By Hannah Nightingale – The Postmillennial
A new report has revealed that a data broker owned by major US airlines sold passenger information to the US Customs and Border Protection (CBP). The documents obtained by 404 Media through a Freedom of Information Act revealed that the purchase of the information was intended to support law enforcement’s work in identifying persons of interest.
The purchase was detailed in a contract with Airlines Reporting Corporation (ARC), which is a data broker collectively owned by at least eight major US airlines, and its board of directors includes representatives from American Airlines, Alaska Airlines, Delta, Southwest, United, and other major airline companies. At least 240 airline companies rely on ARC for ticket settlement services.
At the center of the data being sold is ARC’s Travell Intelligence Program (TIP), which CBP said it needed access to “to support federal, state, and local law enforcement agencies to identify persons of interest’s U.S. domestic air travel ticketing information,” a Statement of Work obtained by the outlet read. Data from TIP will provided “visibility on a subject’s or person of interest’s domestic air travel ticketing information as well as tickets acquired through travel agencies in the U.S. and its territories,” the documents stated, and the data was described as “critical” for both administrative and criminal cases.
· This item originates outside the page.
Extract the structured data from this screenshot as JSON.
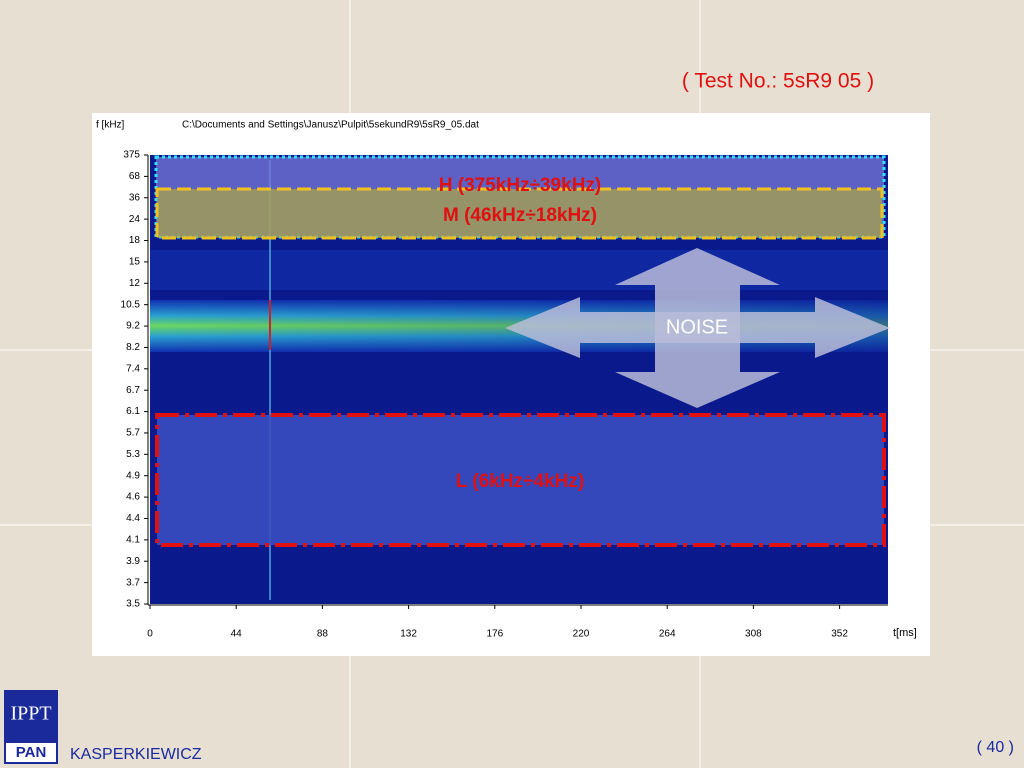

The document also requested that CBP “not publicly identify vendor, or its employees, individually or collectively, as the source of the Reports unless the Customer is compelled to do so by a valid court order or subpoena and gives ARC immediate notice of same.” The contract began in June 2024 and runs potentially through 2029, however, the outlet said that information released earlier in June stated that “it was exercising ‘Option Year 1,’ meaning it was extending the contract.”
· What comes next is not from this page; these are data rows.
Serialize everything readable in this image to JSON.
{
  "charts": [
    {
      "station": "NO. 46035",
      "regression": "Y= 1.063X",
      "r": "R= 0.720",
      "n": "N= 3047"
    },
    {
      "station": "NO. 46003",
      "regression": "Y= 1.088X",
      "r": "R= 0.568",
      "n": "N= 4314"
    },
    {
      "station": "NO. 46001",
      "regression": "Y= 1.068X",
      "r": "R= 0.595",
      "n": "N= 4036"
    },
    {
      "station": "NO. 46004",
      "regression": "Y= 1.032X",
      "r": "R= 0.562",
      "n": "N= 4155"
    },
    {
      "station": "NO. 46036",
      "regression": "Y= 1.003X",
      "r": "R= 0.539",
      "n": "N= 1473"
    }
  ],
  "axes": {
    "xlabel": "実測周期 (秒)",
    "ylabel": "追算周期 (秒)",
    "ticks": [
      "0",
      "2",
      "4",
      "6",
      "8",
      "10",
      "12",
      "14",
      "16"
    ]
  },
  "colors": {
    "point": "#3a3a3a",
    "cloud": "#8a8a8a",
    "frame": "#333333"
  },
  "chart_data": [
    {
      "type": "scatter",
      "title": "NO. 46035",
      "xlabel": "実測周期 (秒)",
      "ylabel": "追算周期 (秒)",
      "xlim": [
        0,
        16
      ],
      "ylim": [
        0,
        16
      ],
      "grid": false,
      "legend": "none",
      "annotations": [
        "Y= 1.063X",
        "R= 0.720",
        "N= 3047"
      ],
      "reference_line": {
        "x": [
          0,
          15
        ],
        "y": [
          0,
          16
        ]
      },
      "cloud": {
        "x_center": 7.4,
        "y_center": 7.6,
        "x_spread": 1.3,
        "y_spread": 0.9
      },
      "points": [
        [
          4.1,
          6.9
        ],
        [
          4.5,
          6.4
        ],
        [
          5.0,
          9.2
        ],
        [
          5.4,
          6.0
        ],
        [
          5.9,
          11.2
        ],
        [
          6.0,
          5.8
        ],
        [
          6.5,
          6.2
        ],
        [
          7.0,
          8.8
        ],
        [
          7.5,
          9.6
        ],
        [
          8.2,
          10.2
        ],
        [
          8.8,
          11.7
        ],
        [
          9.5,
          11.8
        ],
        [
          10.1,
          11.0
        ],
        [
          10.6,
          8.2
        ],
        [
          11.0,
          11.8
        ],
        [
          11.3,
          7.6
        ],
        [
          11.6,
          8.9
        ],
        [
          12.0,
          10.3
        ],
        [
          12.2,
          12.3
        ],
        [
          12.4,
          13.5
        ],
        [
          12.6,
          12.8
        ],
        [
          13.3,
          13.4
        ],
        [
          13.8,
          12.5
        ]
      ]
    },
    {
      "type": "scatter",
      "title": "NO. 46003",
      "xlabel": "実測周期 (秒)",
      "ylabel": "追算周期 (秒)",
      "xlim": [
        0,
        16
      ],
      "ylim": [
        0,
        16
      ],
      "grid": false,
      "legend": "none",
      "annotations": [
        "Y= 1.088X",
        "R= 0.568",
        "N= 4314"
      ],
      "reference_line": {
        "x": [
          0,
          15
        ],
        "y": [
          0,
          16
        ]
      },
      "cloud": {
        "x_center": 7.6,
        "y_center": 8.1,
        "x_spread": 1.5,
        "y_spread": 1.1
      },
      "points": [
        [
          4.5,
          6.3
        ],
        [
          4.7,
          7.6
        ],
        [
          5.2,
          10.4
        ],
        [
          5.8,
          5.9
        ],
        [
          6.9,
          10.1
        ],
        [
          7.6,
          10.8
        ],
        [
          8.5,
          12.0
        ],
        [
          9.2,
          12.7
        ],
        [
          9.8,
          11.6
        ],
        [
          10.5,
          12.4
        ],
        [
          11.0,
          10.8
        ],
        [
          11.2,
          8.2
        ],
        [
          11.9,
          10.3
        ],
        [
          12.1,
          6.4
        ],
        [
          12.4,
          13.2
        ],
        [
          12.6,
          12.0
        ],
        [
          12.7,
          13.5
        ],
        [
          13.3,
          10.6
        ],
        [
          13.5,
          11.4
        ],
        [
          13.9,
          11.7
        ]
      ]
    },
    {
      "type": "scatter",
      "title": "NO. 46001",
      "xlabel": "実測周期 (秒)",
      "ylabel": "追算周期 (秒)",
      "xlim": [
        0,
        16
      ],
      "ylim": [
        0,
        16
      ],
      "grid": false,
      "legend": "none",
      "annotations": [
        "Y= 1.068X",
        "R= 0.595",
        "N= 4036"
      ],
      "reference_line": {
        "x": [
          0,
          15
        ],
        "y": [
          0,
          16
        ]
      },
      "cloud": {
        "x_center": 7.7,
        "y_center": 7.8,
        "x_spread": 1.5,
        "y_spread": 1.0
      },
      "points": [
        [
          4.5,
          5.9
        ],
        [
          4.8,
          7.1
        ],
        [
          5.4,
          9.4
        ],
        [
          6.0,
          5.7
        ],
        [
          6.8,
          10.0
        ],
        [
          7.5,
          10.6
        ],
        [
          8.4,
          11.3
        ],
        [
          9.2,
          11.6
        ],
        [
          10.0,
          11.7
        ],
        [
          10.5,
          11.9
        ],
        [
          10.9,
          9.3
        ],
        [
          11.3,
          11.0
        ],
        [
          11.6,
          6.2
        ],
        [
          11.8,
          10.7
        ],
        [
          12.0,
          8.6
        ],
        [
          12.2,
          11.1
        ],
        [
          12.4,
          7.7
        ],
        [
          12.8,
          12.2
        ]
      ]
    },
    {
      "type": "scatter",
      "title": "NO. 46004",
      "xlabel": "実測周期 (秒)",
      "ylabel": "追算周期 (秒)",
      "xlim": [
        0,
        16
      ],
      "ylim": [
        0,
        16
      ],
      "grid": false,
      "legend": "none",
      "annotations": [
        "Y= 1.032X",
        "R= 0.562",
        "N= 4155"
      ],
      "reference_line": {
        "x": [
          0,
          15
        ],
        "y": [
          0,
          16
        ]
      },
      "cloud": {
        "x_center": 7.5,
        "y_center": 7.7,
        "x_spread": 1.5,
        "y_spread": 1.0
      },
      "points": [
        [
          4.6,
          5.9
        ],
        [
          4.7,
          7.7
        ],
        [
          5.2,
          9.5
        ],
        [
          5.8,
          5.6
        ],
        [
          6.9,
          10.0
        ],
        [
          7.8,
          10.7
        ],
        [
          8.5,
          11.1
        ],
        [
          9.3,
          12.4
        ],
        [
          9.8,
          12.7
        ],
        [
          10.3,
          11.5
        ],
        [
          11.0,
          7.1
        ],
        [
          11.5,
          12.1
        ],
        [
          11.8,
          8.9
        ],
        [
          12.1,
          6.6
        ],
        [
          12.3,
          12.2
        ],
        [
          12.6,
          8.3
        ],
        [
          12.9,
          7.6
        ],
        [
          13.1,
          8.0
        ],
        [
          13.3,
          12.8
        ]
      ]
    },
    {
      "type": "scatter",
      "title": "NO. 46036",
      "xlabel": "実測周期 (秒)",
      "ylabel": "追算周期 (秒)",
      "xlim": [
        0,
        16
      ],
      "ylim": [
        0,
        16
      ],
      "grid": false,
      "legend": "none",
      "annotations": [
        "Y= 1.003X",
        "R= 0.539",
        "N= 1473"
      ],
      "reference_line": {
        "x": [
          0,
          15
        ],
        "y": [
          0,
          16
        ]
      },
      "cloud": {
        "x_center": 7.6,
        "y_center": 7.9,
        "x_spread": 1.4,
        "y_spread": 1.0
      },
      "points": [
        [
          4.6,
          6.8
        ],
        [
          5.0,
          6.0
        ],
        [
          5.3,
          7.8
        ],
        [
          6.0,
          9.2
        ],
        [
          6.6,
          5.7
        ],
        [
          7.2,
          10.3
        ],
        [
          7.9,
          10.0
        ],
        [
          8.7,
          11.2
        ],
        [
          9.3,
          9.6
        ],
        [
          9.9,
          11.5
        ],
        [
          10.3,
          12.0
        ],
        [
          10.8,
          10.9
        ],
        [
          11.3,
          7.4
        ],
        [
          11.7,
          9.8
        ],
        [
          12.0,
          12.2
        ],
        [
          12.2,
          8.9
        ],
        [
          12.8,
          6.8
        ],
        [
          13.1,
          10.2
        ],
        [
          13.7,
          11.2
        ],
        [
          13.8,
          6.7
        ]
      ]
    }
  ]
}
TIP is updated daily with ticket sales from the day before and contains more than one billion records over 39 past and future months of travel and covers both US and non-US citizens.
A CBP spokesperson told 404 Media, “CBP is committed to protecting individuals’ privacy during the execution of its mission to protect the American people, safeguard our borders, and enhance the nation’s economic prosperity. CBP follows a robust privacy policy as we protect the homeland through the air, land and maritime environments against illegal entry, illicit activity or other threats to national sovereignty and economic security.”
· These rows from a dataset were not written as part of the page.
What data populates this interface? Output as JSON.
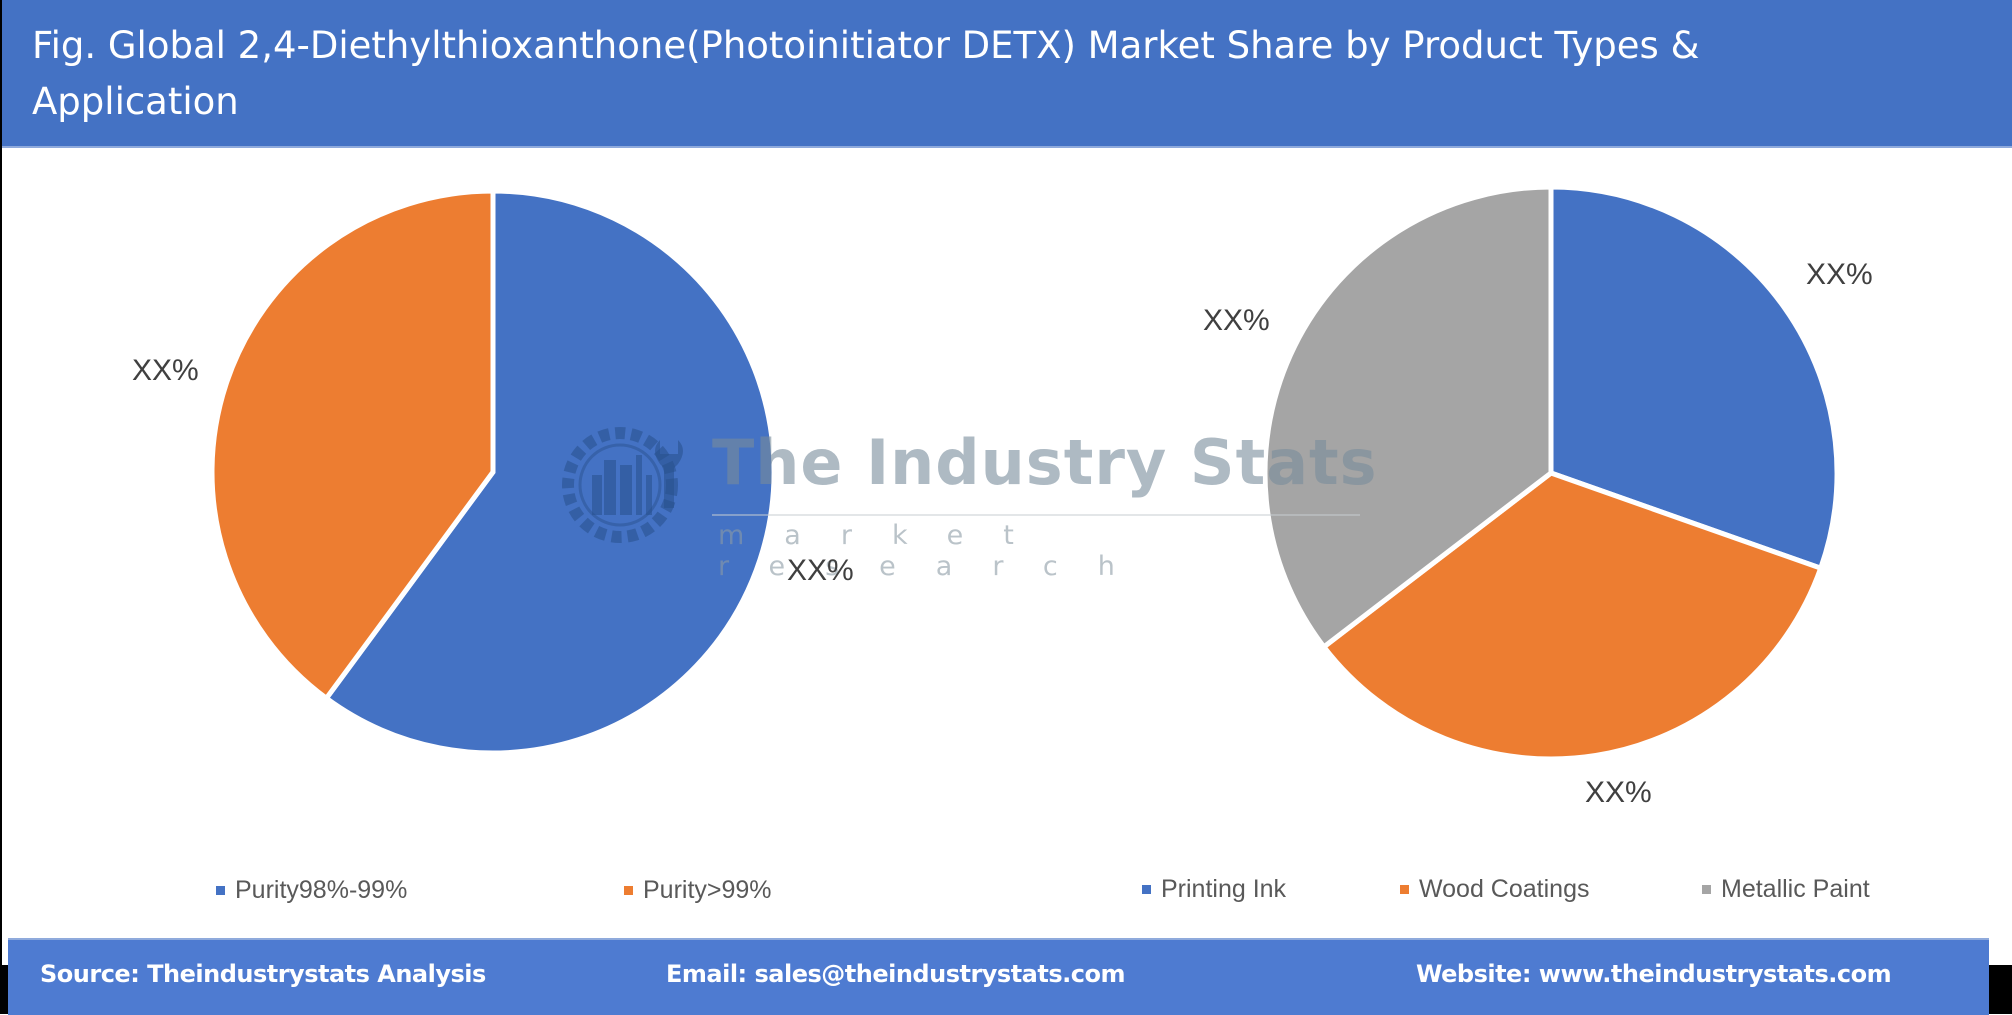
{
  "header": {
    "title": "Fig. Global 2,4-Diethylthioxanthone(Photoinitiator DETX) Market Share by Product Types & Application"
  },
  "colors": {
    "header_bg": "#4472C4",
    "footer_bg": "#4E7BD1",
    "blue": "#4472C4",
    "orange": "#ED7D31",
    "gray": "#A5A5A5"
  },
  "watermark": {
    "title": "The Industry Stats",
    "subtitle": "market research"
  },
  "chart_data": [
    {
      "type": "pie",
      "title": "Product Types",
      "categories": [
        "Purity98%-99%",
        "Purity>99%"
      ],
      "values": [
        60.1,
        39.9
      ],
      "labels": [
        "XX%",
        "XX%"
      ],
      "colors": [
        "#4472C4",
        "#ED7D31"
      ],
      "legend_position": "bottom",
      "start_angle": 0,
      "direction": "clockwise"
    },
    {
      "type": "pie",
      "title": "Application",
      "categories": [
        "Printing Ink",
        "Wood Coatings",
        "Metallic Paint"
      ],
      "values": [
        30.4,
        34.2,
        35.4
      ],
      "labels": [
        "XX%",
        "XX%",
        "XX%"
      ],
      "colors": [
        "#4472C4",
        "#ED7D31",
        "#A5A5A5"
      ],
      "legend_position": "bottom",
      "start_angle": 0,
      "direction": "clockwise"
    }
  ],
  "footer": {
    "source": "Source: Theindustrystats Analysis",
    "email": "Email: sales@theindustrystats.com",
    "website": "Website: www.theindustrystats.com"
  }
}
The CBP said that the data is only used when its Office of Professional Responsibility (OPR) opens an investigation and needs to locate someone related to that investigation.
Senator Ron Wyden (D-OR) told 404 Media, “The big airlines—through a shady data broker that they own called ARC—are selling the government bulk access to Americans’ sensitive information, revealing where they fly and the credit card they used.” He later added, “ARC has refused to answer oversight questions from Congress, so I have already contacted the major airlines that own ARC—like Delta, American Airlines and United—to find out why they gave the green light to sell their customers’ data to the government.”